Beschaffungs- und Vergaberecht
Bei der geplanten Reform des Vergaberechts fordert Mundt mehr Mut. Der Bund sollte Regelungen zur beschleunigten Beschaffung für das Militär auf das allgemeine Vergaberecht übertragen. Schnelleres Verfahren sei nicht nur bei der Wehrtechnik, sondern bei der gesamten öffentlichen Infrastruktur nötig. Zudem müsse die Behörde Zugang zu Angebotsdaten aus Vergabeverfahren erhalten, damit Kartellabsprachen besser entdeckt werden können.

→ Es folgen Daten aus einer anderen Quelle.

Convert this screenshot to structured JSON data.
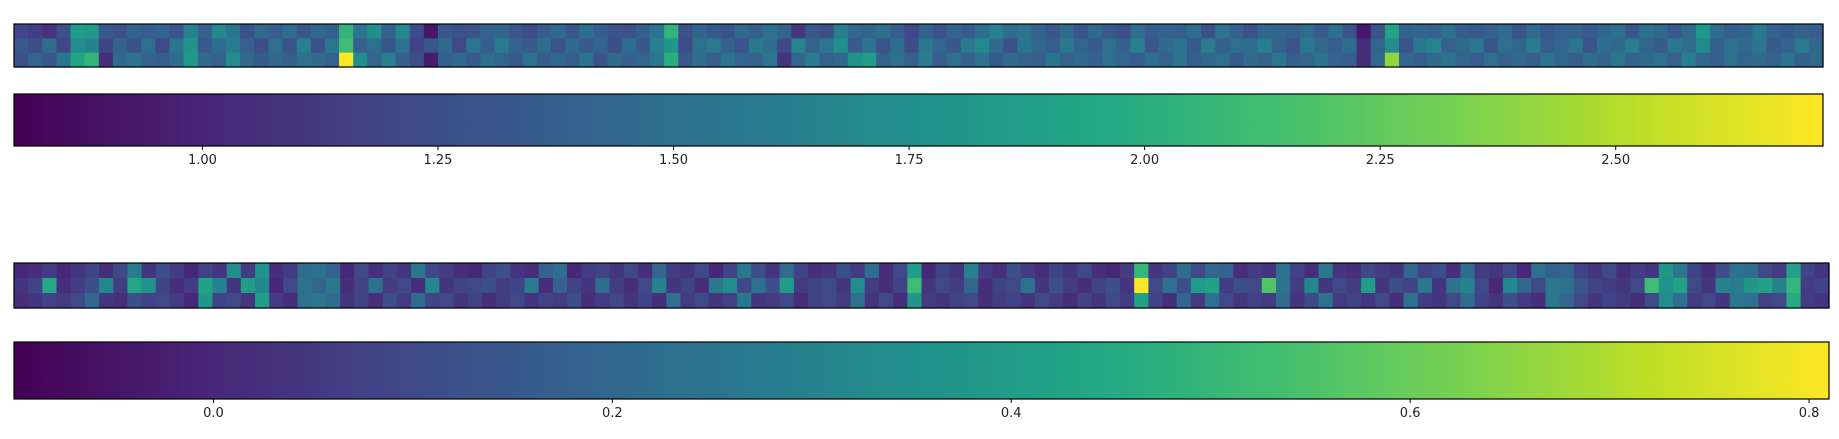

KI könne Muster erkennen, bedarf aber des Zugangs zu relevanten Vergabedaten.
Wirtschaftliche Folgen
Zur geplanten Subventionierung des Industriestrompreises zeigte Mundt Skepsis. Entlastungen dürften nicht einseitig großen Unternehmen zugutekommen und könnten zu Wettbewerbsverzerrungen führen. Für den Kartellaufbau sei eine sorgfältige Abwägung nötig.